Spark-HPCC Systems Integration

HPCC Systems-Spark Integration consists of a plug-in to the HPCC Systems platform and a Java library that facilitates access from a Spark cluster to/and from data stored on an HPCC Systems cluster.

The HPCC Systems Spark plug-in integrates Spark into your HPCC System platform. Once installed and configured, the Sparkthor component manages the Integrated Spark cluster. It dynamically configures, starts, and stops your Integrated Spark cluster when you start or stop your HPCC Systems platform.

HPCC Systems-Spark Integration

⚡ Note: This project references log4j which has been reported to include security vulnerabilitie(s) in versions prior to v2.15.0

The Spark-HPCC Systems Distributed Spark Connector employs the standard remote file read facility to read and write data to/from either sequential or indexed HPCC datasets.

The data on an HPCC cluster is partitioned horizontally, with data on each cluster node. Once configured, the HPCC data is available for reading and writing in parallel by the Spark cluster.

The HPCC Systems Spark Connector requires Spark 2.10 or 2.11 and the org.hpccsystems.wsclient library available from the Maven Repository.
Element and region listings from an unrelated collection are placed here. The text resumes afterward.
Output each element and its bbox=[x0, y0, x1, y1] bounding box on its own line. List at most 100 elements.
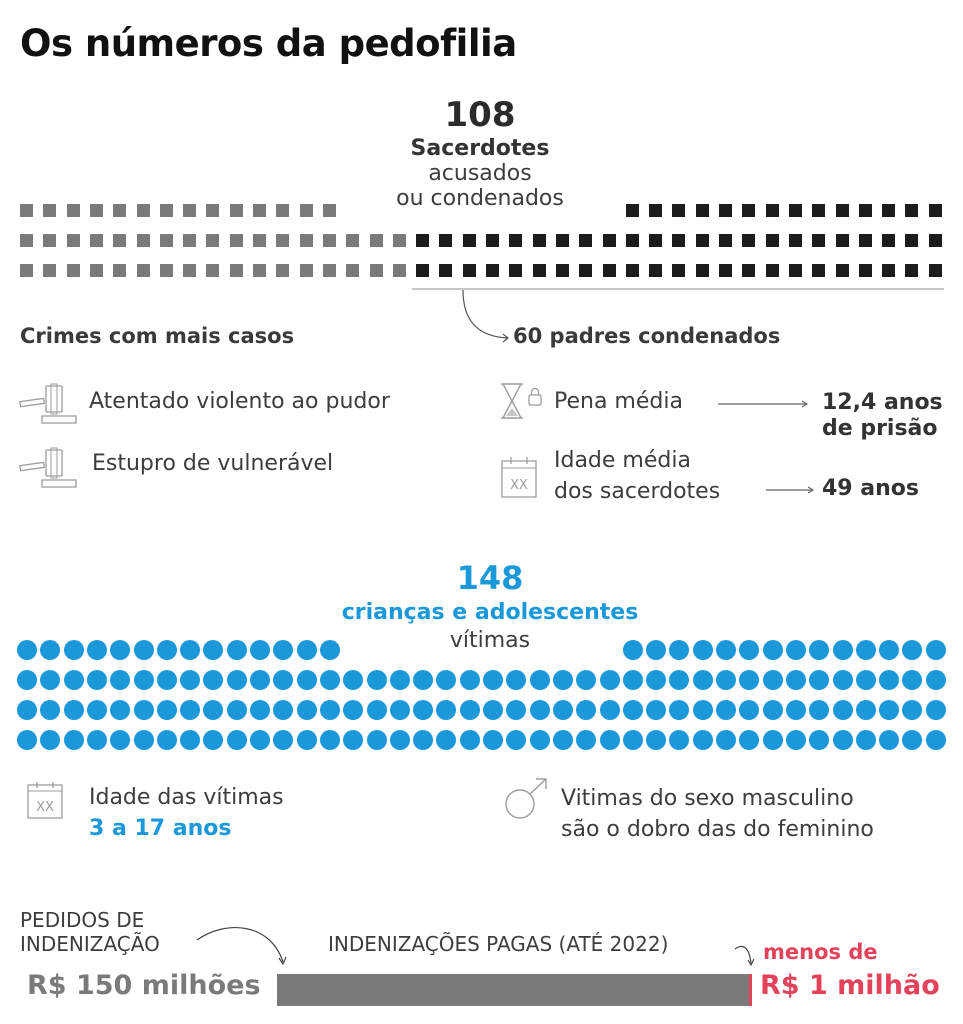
condemned-priest-square bbox=[695, 264, 709, 277]
victim-dot bbox=[855, 640, 876, 660]
page-title: Os números da pedofilia bbox=[20, 22, 517, 65]
condemned-priest-square bbox=[602, 234, 616, 247]
condemned-priest-square bbox=[509, 264, 523, 277]
hourglass-lock-icon bbox=[501, 383, 542, 419]
calendar-xx-icon: XX bbox=[501, 457, 537, 498]
accused-priest-square bbox=[322, 204, 336, 217]
victim-dot bbox=[879, 670, 900, 690]
victims-label: crianças e adolescentes bbox=[341, 600, 639, 625]
victim-dot bbox=[483, 670, 503, 690]
condemned-priest-square bbox=[486, 264, 499, 277]
paid-bar-marker bbox=[749, 974, 752, 1006]
condemned-priest-square bbox=[416, 264, 430, 277]
condemned-priest-square bbox=[719, 204, 732, 217]
accused-priest-square bbox=[206, 264, 220, 277]
victim-dot bbox=[483, 700, 503, 720]
requested-label-line2: INDENIZAÇÃO bbox=[20, 932, 160, 956]
victim-dot bbox=[203, 670, 224, 690]
condemned-priest-square bbox=[672, 204, 686, 217]
victim-dot bbox=[389, 670, 410, 690]
avg-sentence-value-line2: de prisão bbox=[822, 416, 938, 442]
priests-label: Sacerdotes bbox=[410, 136, 550, 161]
condemned-priest-square bbox=[695, 204, 709, 217]
condemned-bracket-line bbox=[412, 288, 944, 290]
victim-dot bbox=[86, 730, 107, 750]
accused-priest-square bbox=[183, 234, 197, 247]
condemned-priest-square bbox=[416, 234, 430, 247]
condemned-priest-square bbox=[462, 264, 476, 277]
accused-priest-square bbox=[136, 204, 150, 217]
requested-label-line1: PEDIDOS DE bbox=[20, 908, 145, 932]
victim-dot bbox=[180, 640, 201, 660]
victim-dot bbox=[180, 730, 201, 750]
accused-priest-square bbox=[229, 204, 243, 217]
victim-dot bbox=[459, 730, 480, 750]
accused-priest-square bbox=[369, 264, 383, 277]
victim-dot bbox=[552, 700, 573, 720]
paid-bar bbox=[277, 974, 749, 1006]
avg-age-label-line2: dos sacerdotes bbox=[554, 478, 721, 504]
gavel-icon bbox=[19, 383, 77, 424]
victim-dot bbox=[203, 730, 224, 750]
condemned-priest-square bbox=[765, 264, 779, 277]
victims-label-line2: vítimas bbox=[449, 628, 531, 653]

  • Find the source code and examples in the spark-hpccsystems repository
  • Get the latest JAR or javadocs files from the Maven Repository
  • Example Maven dependency information, be sure to update the <version> with the appropriate version you are using:
 <dependency>     <groupId>org.hpccsystems</groupid>     <artifactid>spark-hpcc</artifactid>     <version>7.12.0</version> </dependency>  

Known Limitations:

HPCC-21511 A Spark-HPCC write operation (HpccFileWriter.saveToHPCC ) on a cluster with nodes configured with multiple NICs can fail due to wrong IPs being reported as the dataset source location. This has been resolved in versions 7.2.0 or later versions of HPCC + Spark.